My questions are 1) is adding the "id" and "part" columns necessary? 2) and what do they actually do? I.e. why are these columns necessary? 3) Is there a way to go directly from the original data to a SpatVector of lines? In the process I used to get "run2," I lost all the attributes from the original data, and I don't want to lose them.

Thanks!

library(plotKML)
library(terra)
library(sf)
library(lubridate)
library(XML)
library(raster)

#reproducible example
GPX <- structure(list(lon = c(-83.9626053348184, -83.9625438954681, 
-83.962496034801, -83.9624336734414, -83.9623791072518, -83.9622404705733, 
-83.9621777739376, -83.9620685577393, -83.9620059449226, -83.9619112294167, 
-83.9618398994207, -83.9617654681206, -83.9617583435029, -83.9617464412004, 
-83.9617786277086, -83.9617909491062, -83.9618581719697), lat = c(42.4169608857483, 
42.416949570179, 42.4169420264661, 42.4169377516955, 42.4169291183352, 
42.4169017933309, 42.4168863706291, 42.4168564472347, 42.4168310500681, 
42.4167814292014, 42.4167292937636, 42.4166279565543, 42.4166054092348, 
42.4164886493236, 42.4163396190852, 42.4162954464555, 42.4161833804101
), ele = c("267.600006103515625", "268.20001220703125", "268.79998779296875", 
"268.600006103515625", "268.600006103515625", "268.399993896484375", 
"268.600006103515625", "268.79998779296875", "268.79998779296875", 
"269", "269", "269.20001220703125", "269.20001220703125", "269.20001220703125", 
"268.79998779296875", "268.79998779296875", "269"), time = c("2020-10-25T11:30:32.000Z", 
"2020-10-25T11:30:34.000Z", "2020-10-25T11:30:36.000Z", "2020-10-25T11:30:38.000Z", 
"2020-10-25T11:30:40.000Z", "2020-10-25T11:30:45.000Z", "2020-10-25T11:30:47.000Z", 
"2020-10-25T11:30:51.000Z", "2020-10-25T11:30:53.000Z", "2020-10-25T11:30:57.000Z", 
"2020-10-25T11:31:00.000Z", "2020-10-25T11:31:05.000Z", "2020-10-25T11:31:06.000Z", 
"2020-10-25T11:31:12.000Z", "2020-10-25T11:31:19.000Z", "2020-10-25T11:31:21.000Z", 
"2020-10-25T11:31:27.000Z"), extensions = c("18.011677", "18.011977", 
"18.012176", "18.012678", "18.013078", "18.013277", "18.013578", 
"18.013877", "17.013977", "17.014278", "17.014478", "17.014677", 
"17.014676", "17.014677", "16.014477", "16.014477", "16.014576"
)), row.names = c(NA, 17L), class = "data.frame")



crdref <- "+proj=longlat +datum=WGS84"
run <- vect(GPX, type="lines", crs=crdref)
run


data <- cbind(id=1, part=1, GPX$lon, GPX$lat)
run2 <- vect(data, type="lines", crs=crdref)
run2

Solution

  • There is a vect method for a matrix and one for a data.frame. The data.frame method can only make points (and has no type argument, so that is ignored). I will change that into an informative error and clarify this in the manual.

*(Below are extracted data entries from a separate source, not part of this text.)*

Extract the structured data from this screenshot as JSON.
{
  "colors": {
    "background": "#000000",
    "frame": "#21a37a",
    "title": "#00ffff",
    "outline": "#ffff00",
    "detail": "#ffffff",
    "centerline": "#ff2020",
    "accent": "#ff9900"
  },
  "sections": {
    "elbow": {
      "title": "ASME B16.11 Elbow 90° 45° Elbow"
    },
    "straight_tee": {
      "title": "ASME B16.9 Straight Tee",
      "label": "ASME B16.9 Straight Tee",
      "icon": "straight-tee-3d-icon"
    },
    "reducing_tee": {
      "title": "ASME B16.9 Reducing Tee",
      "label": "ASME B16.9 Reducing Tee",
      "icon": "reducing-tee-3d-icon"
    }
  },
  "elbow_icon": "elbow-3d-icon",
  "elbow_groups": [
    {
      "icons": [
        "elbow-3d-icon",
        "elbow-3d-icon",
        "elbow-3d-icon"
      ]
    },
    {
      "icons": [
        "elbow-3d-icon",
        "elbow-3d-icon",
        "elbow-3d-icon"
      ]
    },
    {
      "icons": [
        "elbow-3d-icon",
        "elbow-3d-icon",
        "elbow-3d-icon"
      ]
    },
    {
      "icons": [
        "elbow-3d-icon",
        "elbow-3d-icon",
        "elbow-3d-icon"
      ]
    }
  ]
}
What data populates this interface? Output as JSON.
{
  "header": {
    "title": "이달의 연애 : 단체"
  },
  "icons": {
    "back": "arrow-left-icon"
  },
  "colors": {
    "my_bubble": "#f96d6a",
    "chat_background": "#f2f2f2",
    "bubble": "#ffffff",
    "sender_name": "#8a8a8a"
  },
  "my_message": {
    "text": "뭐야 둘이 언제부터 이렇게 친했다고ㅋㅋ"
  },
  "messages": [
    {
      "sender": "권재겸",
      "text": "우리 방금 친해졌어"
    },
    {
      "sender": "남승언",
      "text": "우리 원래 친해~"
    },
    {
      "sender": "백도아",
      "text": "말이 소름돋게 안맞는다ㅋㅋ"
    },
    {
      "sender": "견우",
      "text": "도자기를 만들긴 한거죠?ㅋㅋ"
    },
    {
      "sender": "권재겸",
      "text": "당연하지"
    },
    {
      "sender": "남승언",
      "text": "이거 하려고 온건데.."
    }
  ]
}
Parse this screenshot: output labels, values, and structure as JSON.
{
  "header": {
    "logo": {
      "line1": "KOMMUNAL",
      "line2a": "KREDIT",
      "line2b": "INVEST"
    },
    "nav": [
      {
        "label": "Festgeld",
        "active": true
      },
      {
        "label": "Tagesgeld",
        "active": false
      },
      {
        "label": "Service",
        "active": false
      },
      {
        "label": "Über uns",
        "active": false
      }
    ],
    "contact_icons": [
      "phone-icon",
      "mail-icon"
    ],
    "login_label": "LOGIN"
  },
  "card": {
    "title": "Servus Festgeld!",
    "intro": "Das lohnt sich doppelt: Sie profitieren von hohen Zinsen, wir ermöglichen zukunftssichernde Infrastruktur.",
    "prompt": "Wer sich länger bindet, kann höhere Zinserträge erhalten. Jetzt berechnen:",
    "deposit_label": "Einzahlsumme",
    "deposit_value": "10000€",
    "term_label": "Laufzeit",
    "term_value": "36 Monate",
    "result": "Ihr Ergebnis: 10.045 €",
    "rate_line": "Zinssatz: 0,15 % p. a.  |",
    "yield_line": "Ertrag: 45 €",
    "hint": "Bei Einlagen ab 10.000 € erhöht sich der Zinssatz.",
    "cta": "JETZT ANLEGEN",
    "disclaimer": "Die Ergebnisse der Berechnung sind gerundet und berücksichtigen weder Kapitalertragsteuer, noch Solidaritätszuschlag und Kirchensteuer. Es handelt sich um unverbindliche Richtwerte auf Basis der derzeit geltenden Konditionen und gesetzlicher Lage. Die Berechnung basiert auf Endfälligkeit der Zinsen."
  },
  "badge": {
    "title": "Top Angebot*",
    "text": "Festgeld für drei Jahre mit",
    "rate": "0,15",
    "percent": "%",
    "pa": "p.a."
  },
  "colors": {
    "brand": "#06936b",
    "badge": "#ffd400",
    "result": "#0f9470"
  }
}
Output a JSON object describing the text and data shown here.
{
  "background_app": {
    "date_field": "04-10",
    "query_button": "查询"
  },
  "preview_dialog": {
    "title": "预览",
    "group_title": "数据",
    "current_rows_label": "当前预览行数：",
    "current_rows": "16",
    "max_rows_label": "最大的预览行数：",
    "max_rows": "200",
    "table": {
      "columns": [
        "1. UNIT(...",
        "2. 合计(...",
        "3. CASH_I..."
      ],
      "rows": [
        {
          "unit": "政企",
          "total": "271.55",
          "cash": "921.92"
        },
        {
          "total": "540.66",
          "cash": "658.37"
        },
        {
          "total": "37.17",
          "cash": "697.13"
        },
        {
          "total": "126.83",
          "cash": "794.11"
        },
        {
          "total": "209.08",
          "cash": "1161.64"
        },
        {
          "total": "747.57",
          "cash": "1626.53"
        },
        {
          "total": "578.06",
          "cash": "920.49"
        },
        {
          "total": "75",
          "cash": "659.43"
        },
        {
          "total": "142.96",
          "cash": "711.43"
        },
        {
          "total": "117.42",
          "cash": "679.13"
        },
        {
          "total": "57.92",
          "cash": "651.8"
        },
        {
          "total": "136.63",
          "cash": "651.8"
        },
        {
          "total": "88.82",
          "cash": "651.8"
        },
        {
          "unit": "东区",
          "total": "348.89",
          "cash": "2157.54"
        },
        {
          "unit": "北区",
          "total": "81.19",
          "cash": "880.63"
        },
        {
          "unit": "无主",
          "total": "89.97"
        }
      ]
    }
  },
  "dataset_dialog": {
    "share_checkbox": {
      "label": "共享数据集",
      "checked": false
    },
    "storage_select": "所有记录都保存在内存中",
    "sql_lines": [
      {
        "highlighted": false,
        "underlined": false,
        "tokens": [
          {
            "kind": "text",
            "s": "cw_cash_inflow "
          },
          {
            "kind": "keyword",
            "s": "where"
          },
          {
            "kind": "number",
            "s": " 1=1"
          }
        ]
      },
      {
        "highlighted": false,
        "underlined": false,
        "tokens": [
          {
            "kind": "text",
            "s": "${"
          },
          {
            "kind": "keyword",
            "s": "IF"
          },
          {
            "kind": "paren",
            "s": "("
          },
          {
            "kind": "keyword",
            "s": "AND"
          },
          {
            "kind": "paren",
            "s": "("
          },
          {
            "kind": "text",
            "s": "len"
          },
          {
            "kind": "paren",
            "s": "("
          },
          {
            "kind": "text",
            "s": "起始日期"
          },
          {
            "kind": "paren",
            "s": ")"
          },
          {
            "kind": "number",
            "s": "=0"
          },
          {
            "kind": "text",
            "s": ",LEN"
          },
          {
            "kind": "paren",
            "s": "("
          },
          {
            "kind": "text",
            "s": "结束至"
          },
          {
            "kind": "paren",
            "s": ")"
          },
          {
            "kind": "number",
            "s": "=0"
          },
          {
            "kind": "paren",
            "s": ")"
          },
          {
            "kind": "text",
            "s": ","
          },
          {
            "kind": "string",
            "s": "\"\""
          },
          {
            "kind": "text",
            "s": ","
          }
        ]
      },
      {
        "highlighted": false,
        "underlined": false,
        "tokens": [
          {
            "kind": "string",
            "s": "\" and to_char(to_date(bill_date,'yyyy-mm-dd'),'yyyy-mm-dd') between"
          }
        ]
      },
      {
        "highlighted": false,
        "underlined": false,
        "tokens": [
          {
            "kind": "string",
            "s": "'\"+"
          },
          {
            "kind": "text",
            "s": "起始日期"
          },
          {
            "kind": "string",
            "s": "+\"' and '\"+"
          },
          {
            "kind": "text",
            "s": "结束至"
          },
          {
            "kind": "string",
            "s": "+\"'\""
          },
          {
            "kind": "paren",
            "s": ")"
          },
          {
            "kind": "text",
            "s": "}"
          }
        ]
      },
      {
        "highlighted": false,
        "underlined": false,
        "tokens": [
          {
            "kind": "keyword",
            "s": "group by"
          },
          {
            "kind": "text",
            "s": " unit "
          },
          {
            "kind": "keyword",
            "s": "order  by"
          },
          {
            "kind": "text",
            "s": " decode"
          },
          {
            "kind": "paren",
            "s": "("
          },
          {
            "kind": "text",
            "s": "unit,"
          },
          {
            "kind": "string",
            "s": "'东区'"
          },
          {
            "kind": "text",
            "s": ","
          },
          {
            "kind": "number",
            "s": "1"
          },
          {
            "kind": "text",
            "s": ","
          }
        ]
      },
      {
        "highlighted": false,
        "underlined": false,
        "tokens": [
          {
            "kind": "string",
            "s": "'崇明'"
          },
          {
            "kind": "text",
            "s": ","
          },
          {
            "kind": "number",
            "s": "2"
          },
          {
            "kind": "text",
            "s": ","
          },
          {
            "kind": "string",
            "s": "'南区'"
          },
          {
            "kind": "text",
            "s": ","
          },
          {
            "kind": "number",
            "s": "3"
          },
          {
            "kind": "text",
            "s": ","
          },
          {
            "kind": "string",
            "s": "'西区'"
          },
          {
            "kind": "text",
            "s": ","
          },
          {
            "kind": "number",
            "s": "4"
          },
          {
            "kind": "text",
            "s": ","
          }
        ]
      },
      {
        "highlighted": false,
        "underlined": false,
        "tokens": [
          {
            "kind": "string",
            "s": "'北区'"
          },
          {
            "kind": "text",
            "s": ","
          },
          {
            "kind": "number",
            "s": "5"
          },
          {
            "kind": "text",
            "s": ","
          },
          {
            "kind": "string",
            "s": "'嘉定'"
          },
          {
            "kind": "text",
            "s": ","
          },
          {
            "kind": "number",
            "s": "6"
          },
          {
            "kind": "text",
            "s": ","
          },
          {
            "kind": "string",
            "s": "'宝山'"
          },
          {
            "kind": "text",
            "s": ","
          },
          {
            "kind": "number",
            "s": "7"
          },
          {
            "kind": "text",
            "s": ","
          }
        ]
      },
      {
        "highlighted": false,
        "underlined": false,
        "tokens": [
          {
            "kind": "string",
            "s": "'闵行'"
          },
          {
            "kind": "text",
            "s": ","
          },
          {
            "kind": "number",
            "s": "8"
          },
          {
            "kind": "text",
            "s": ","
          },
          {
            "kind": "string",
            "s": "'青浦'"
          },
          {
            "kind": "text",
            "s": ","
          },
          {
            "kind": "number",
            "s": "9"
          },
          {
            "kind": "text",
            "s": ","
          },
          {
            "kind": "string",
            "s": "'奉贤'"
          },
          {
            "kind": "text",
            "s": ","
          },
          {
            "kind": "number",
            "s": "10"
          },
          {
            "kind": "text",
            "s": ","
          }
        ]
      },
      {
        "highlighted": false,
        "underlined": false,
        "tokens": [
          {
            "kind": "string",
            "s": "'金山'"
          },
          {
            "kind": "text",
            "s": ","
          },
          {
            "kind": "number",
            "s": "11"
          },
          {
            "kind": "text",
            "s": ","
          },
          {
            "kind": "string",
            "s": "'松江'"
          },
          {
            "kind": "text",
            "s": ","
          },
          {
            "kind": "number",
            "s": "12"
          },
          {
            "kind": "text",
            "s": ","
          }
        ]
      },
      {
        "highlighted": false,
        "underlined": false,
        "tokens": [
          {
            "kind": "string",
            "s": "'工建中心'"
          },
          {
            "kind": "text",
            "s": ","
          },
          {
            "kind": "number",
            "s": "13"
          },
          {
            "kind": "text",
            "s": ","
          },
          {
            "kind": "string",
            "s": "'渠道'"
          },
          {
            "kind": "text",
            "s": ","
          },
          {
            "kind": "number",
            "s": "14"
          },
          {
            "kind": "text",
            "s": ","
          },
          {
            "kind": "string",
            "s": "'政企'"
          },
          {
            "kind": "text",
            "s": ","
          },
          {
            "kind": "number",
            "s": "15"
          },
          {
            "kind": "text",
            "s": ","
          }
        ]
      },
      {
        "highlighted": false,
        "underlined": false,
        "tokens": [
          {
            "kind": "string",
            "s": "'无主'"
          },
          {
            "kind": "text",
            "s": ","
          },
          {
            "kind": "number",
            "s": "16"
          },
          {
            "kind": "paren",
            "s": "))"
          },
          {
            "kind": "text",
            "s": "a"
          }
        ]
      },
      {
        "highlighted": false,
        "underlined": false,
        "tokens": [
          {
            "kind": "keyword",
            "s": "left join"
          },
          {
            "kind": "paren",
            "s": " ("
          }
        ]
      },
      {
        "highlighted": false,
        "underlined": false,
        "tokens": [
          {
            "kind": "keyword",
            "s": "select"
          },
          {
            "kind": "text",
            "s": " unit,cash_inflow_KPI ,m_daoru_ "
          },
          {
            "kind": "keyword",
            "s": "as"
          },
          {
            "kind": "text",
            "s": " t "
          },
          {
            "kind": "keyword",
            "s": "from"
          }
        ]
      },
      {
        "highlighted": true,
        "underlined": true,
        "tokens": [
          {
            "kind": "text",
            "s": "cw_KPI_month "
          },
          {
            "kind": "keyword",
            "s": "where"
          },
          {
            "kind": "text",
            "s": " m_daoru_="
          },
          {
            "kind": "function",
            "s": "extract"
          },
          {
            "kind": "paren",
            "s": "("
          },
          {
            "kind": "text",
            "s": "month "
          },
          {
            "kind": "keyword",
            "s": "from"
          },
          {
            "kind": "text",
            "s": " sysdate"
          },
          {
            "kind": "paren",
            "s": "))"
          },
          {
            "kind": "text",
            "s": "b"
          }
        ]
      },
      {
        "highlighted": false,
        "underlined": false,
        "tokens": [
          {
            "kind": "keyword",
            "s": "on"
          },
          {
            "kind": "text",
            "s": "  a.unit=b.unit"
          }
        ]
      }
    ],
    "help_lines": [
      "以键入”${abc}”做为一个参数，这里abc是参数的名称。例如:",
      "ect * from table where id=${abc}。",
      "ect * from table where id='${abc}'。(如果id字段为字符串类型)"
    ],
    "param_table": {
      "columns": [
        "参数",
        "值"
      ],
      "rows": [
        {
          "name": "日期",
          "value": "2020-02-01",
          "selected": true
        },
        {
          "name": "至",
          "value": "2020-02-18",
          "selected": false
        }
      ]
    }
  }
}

    So to make a line, you could do

    library(terra)
    g <- as.matrix(GPX[,1:2])   
    v <- vect(g, "lines")
    

    To add attributes you would first need to determine what they are. You have one line but 17 rows in GPX that need to be reduced to one row. You could just take the first row

    att <- GPX[1, -c(1:2)] 
    

    But you may prefer to take the average instead

    GPX$ele <- as.numeric(GPX$ele)
    GPX$extensions <- as.numeric(GPX$extensions)
    GPX$time <- as.POSIXct(GPX$time)
    att <- as.data.frame(lapply(GPX[, -c(1:2)], mean))
    #       ele       time extensions
    #1 268.7412 2020-10-25    17.3078
    
    values(v) <- att
    

    Or in one step

     v <- vect(g, "lines", atts=att)
     v
     #class       : SpatVector 
     #geometry    : lines 
     #dimensions  : 1, 3  (geometries, attributes)
     #extent      : -83.96261, -83.96175, 42.41618, 42.41696  (xmin, xmax, ymin, ymax)
     #coord. ref. :  
     #names       :   ele       time extensions
     #type        : <num>      <chr>      <num>
     #values      : 268.7 2020-10-25      17.31
    

    The id and part columns are not necessary if you make a single line. But you need them when you wish to create multiple lines and or line parts (in a "multi-line").

    gg <- cbind(id=rep(1:3, each=6)[-1], part=1, g)
    vv <- vect(gg, "lines")
    plot(vv, col=rainbow(5), lwd=8)
    lines(v)
    points(v, cex=2, pch=1)
    

    And with multiple lines you would use id in aggregate to compute attributes for each line.